In long-cultivated soils the pH in the topsoil tends to be higher (more alkaline) than in the subsoil as a result of the addition of lime over the years. In general, the wetter the climate, the more acidic the soils. This is because rain tends to wash the "alkaline" bases out of the soil. Of course, the parent material also has an effect, and hard acidic rocks give rise to more acidic soils than do the softer sandstones. The landscapes where these lowland soils occur are typically undulating, and interesting variations in the profiles relate to the slopes where they are found. We think, perhaps of soils as static and unchanging, but in fact they are never stationary. The processes of weathering and plant growth that were responsible for the formation of soils from bare parent materials in the first place are still going on. This is most easily seen on a hill slope. The top of the hill is usually convex, and it is here that most erosion is taking place – upper slopes and summits are more exposed to wind, and rain, and gravity is slowly but surely moving the topsoil down the hill. Thus soils on the brow of the hill tend to be shallower than those in mid-slope positions, where soil is moving down, but being replaced by material from above. At the base of the slope we usually find a concave area where the eroded soil has accumulated. Here the topsoils will be significantly thicker than elsewhere.

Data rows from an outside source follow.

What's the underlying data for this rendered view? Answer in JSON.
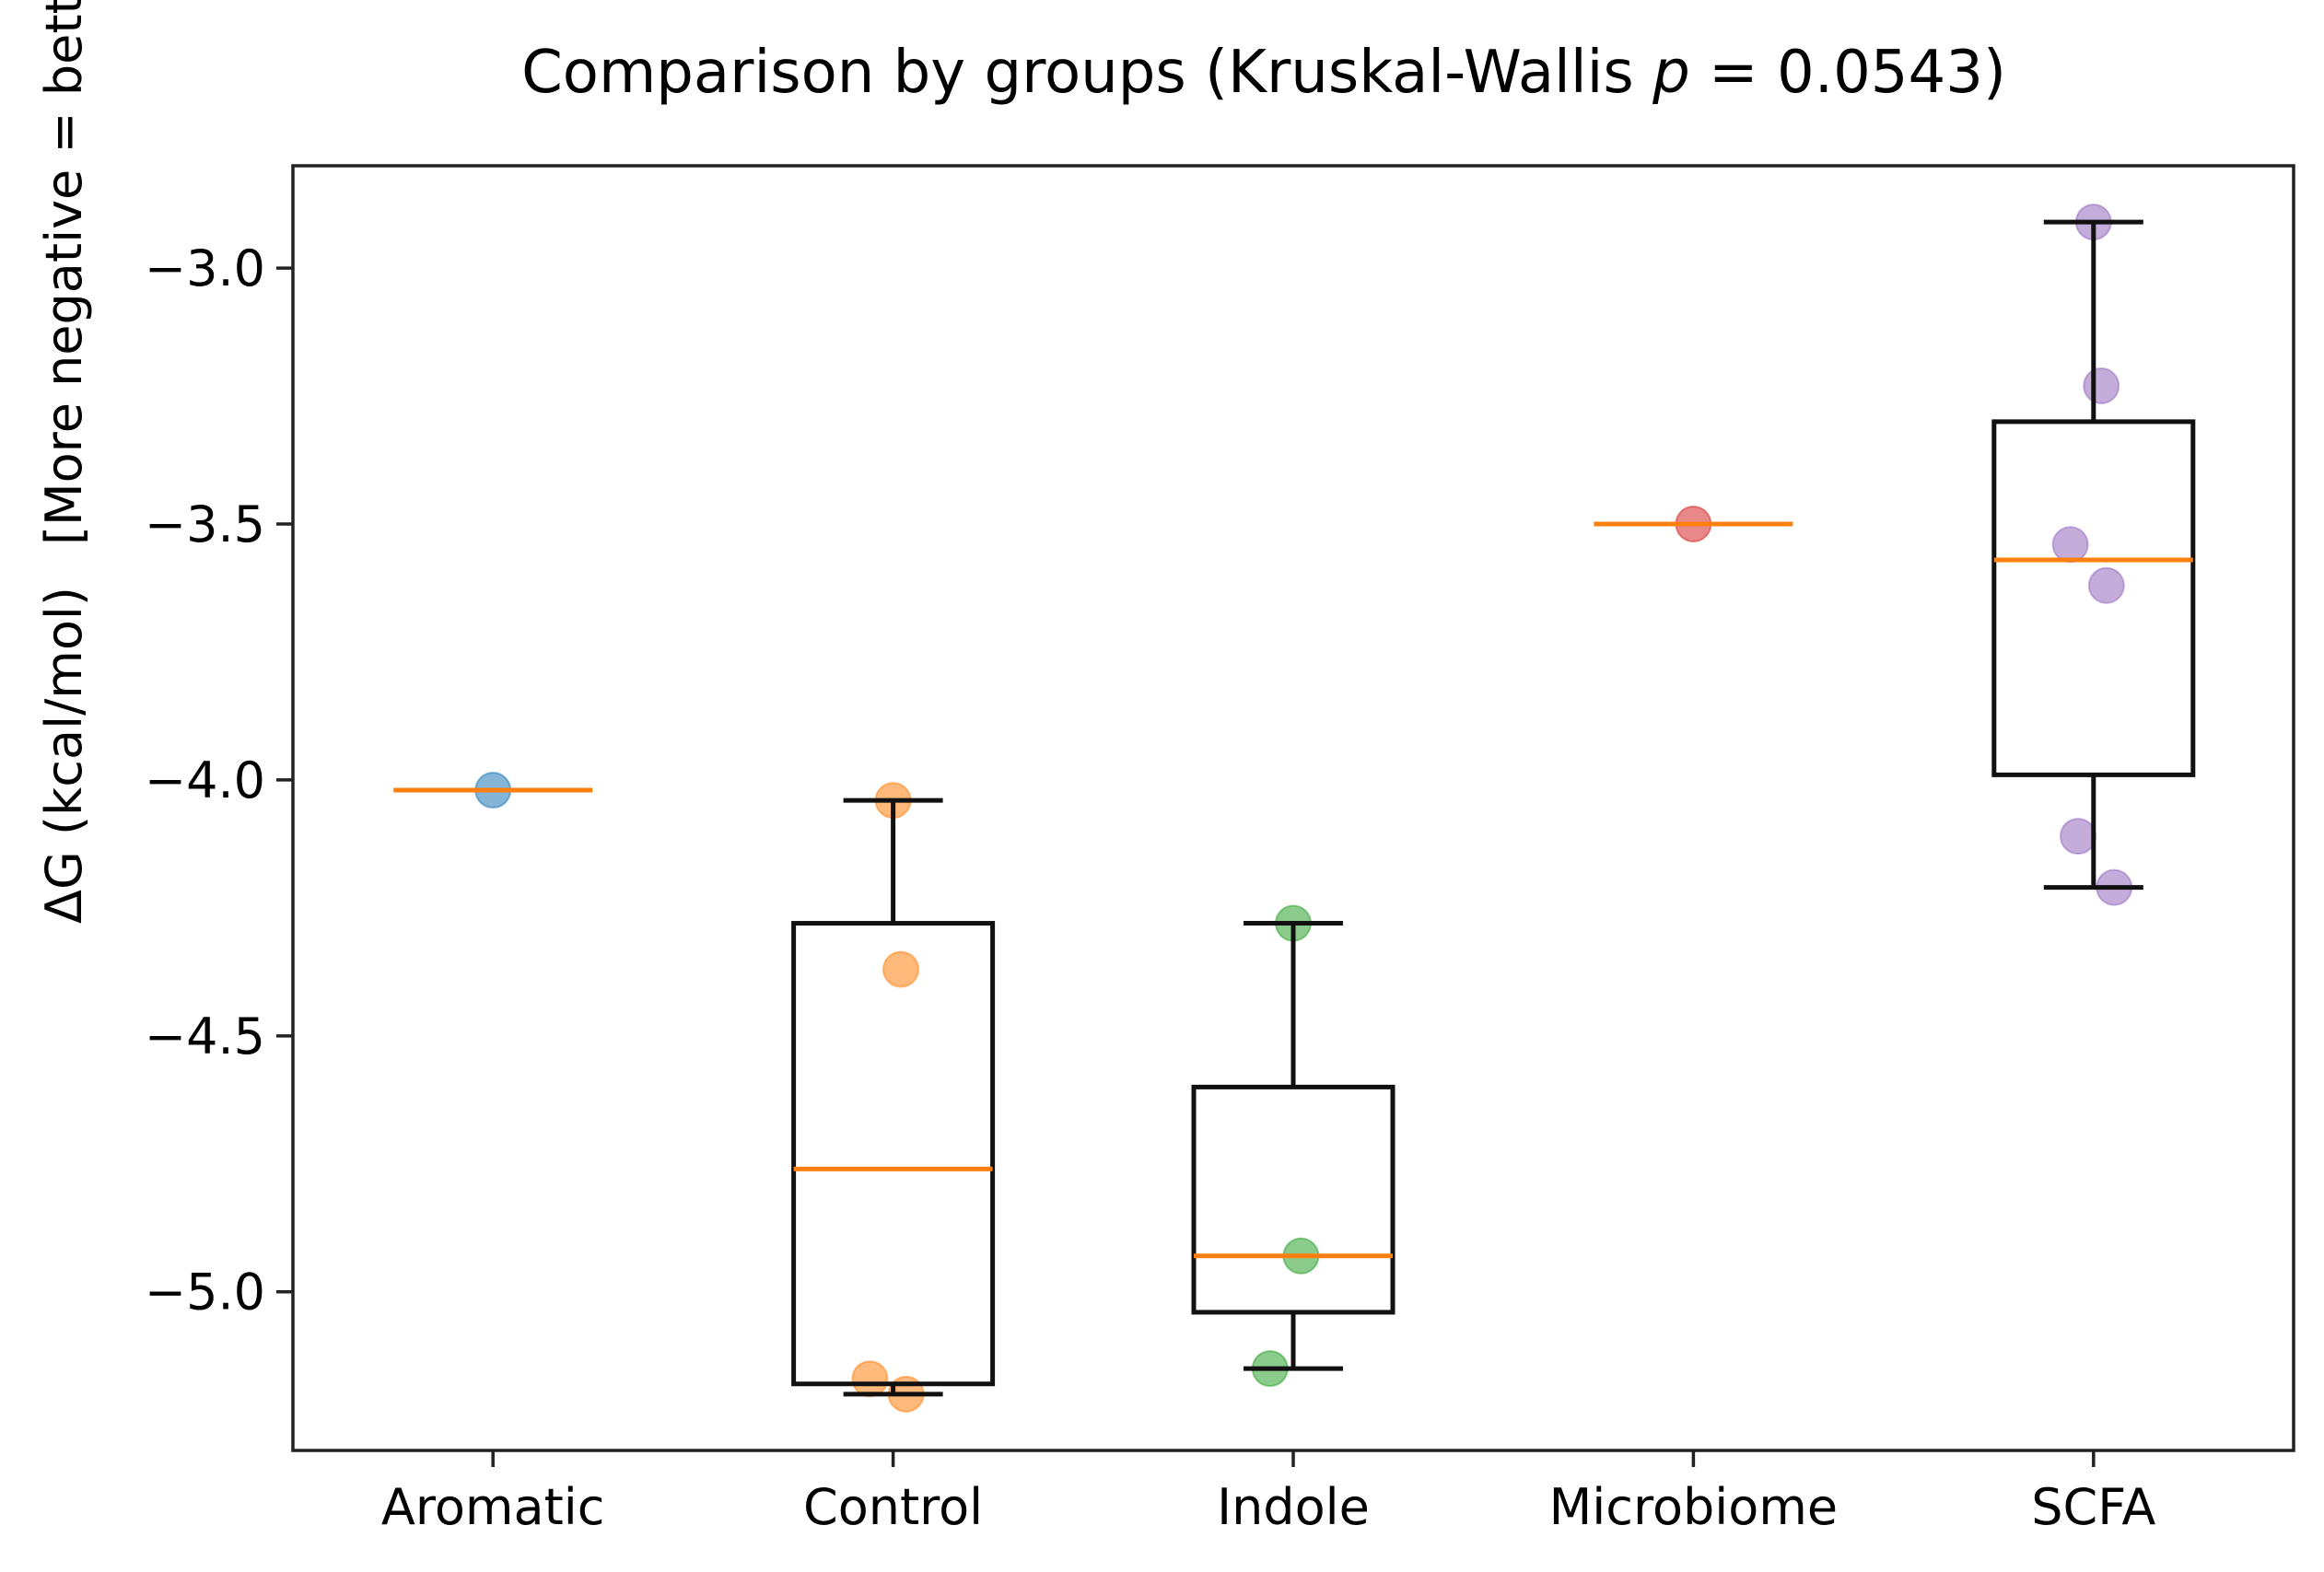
{
  "chart_data": {
    "type": "box",
    "title_prefix": "Comparison by groups (Kruskal-Wallis ",
    "title_p": "p",
    "title_suffix": " = 0.0543)",
    "ylabel_main": "ΔG (kcal/mol)",
    "ylabel_note": "[More negative = better]",
    "xlabel": "",
    "ylim": [
      -5.31,
      -2.8
    ],
    "yticks": [
      -3.0,
      -3.5,
      -4.0,
      -4.5,
      -5.0
    ],
    "ytick_labels": [
      "−3.0",
      "−3.5",
      "−4.0",
      "−4.5",
      "−5.0"
    ],
    "grid": false,
    "categories": [
      "Aromatic",
      "Control",
      "Indole",
      "Microbiome",
      "SCFA"
    ],
    "groups": [
      {
        "name": "Aromatic",
        "color": "#1f77b4",
        "points": [
          -4.02
        ],
        "box": {
          "whisker_low": -4.02,
          "q1": -4.02,
          "median": -4.02,
          "q3": -4.02,
          "whisker_high": -4.02
        }
      },
      {
        "name": "Control",
        "color": "#ff7f0e",
        "points": [
          -4.04,
          -4.37,
          -5.17,
          -5.2
        ],
        "box": {
          "whisker_low": -5.2,
          "q1": -5.18,
          "median": -4.76,
          "q3": -4.28,
          "whisker_high": -4.04
        }
      },
      {
        "name": "Indole",
        "color": "#2ca02c",
        "points": [
          -4.28,
          -4.93,
          -5.15
        ],
        "box": {
          "whisker_low": -5.15,
          "q1": -5.04,
          "median": -4.93,
          "q3": -4.6,
          "whisker_high": -4.28
        }
      },
      {
        "name": "Microbiome",
        "color": "#d62728",
        "points": [
          -3.5
        ],
        "box": {
          "whisker_low": -3.5,
          "q1": -3.5,
          "median": -3.5,
          "q3": -3.5,
          "whisker_high": -3.5
        }
      },
      {
        "name": "SCFA",
        "color": "#9467bd",
        "points": [
          -2.91,
          -3.23,
          -3.54,
          -3.62,
          -4.11,
          -4.21
        ],
        "box": {
          "whisker_low": -4.21,
          "q1": -3.99,
          "median": -3.57,
          "q3": -3.3,
          "whisker_high": -2.91
        }
      }
    ],
    "median_color": "#ff7f0e"
  }
}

==Soil formation factors==

A brown earth soil is affected by several different factors. These include: climate, relief, soil drainage, parent material and the soil biota that live in the soil itself.

==Classification==

Brown earths have a long history of being a major grouping in most soil classifications. In France they have been included with "sol brun acide", although these soils may tend to have more iron and aluminium in the B horizon, and tend to what, in the British classification, is called a brown podzolic soil. Brown earths are also classified in the German and Austrian soil taxonomy as "Braunerde." Braunerden are widespread and frequently occur on unconsolidated parent sand or loess parent materials. "Parabraunerde" is the classification for a brown earth with an eluvial horizon above a slightly argillic, clayey illuvial horizon.
This gives rise to a universal division of these, generally brown and well drained soils into the weakly leached brown earths - called cambisols in the international World Reference Base for Soil Resources (WRB); and more leached brown podzolic soils in which there is an orange-brown B horizon, but no pale leached horizon between the A and the B horizons. These are called Umbrisols in the WRB, and are particularly common in western Europe, covering large areas in NW Spain.

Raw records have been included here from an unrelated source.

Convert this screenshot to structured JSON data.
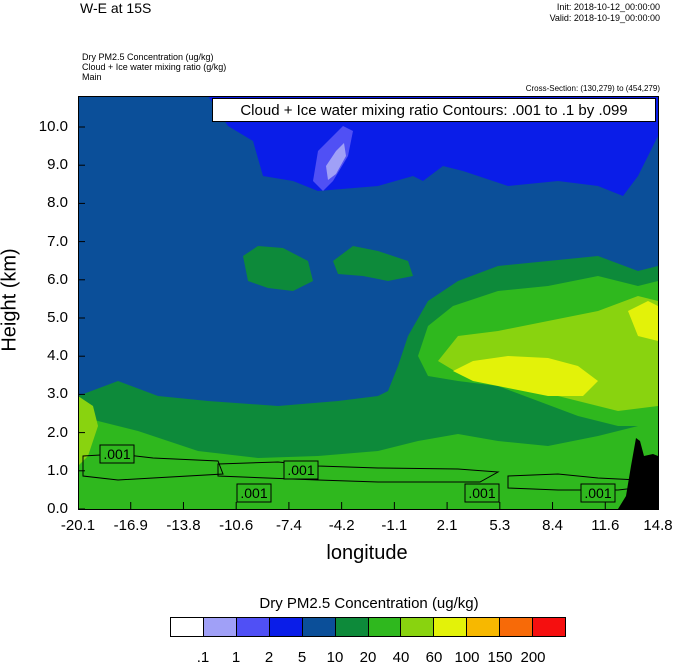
{
  "header": {
    "main_title": "W-E at 15S",
    "init": "Init: 2018-10-12_00:00:00",
    "valid": "Valid: 2018-10-19_00:00:00",
    "var1": "Dry PM2.5 Concentration   (ug/kg)",
    "var2": "Cloud + Ice water mixing ratio   (g/kg)",
    "var3": "Main",
    "cross_section": "Cross-Section: (130,279) to (454,279)"
  },
  "chart_data": {
    "type": "heatmap",
    "contour_info": "Cloud + Ice water mixing ratio Contours: .001 to .1 by .099",
    "xlabel": "longitude",
    "ylabel": "Height (km)",
    "x_ticks": [
      "-20.1",
      "-16.9",
      "-13.8",
      "-10.6",
      "-7.4",
      "-4.2",
      "-1.1",
      "2.1",
      "5.3",
      "8.4",
      "11.6",
      "14.8"
    ],
    "y_ticks": [
      "0.0",
      "1.0",
      "2.0",
      "3.0",
      "4.0",
      "5.0",
      "6.0",
      "7.0",
      "8.0",
      "9.0",
      "10.0"
    ],
    "xlim": [
      -20.1,
      14.8
    ],
    "ylim": [
      0.0,
      10.9
    ],
    "contour_labels": [
      ".001",
      ".001",
      ".001",
      ".001",
      ".001"
    ],
    "colorbar": {
      "title": "Dry PM2.5 Concentration  (ug/kg)",
      "levels": [
        ".1",
        "1",
        "2",
        "5",
        "10",
        "20",
        "40",
        "60",
        "100",
        "150",
        "200"
      ],
      "colors": [
        "#ffffff",
        "#a0a0f7",
        "#5050f5",
        "#0a1de8",
        "#0b4f99",
        "#0d8a3a",
        "#2fb81e",
        "#89d30f",
        "#e3f209",
        "#f7b800",
        "#f76a08",
        "#f50f0f"
      ]
    }
  }
}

Further east in Europe, in more continental climates, the soils show greater leaching of clay and other minerals, and are mapped as luvisols in the WRB. These are rather similar to brown earths, and some other classifications, including the British and French, call these soils argillic brown earths (sol brun lessive), because they have an argillic, i.e. clay-enriched horizon at some depth well below the A horizon. The argillic character is rather weakly expressed in the oceanic climate of the UK, and the differences between brown earths proper (cambic brown earths) and argillic yellow earths are not apparent to the general observer.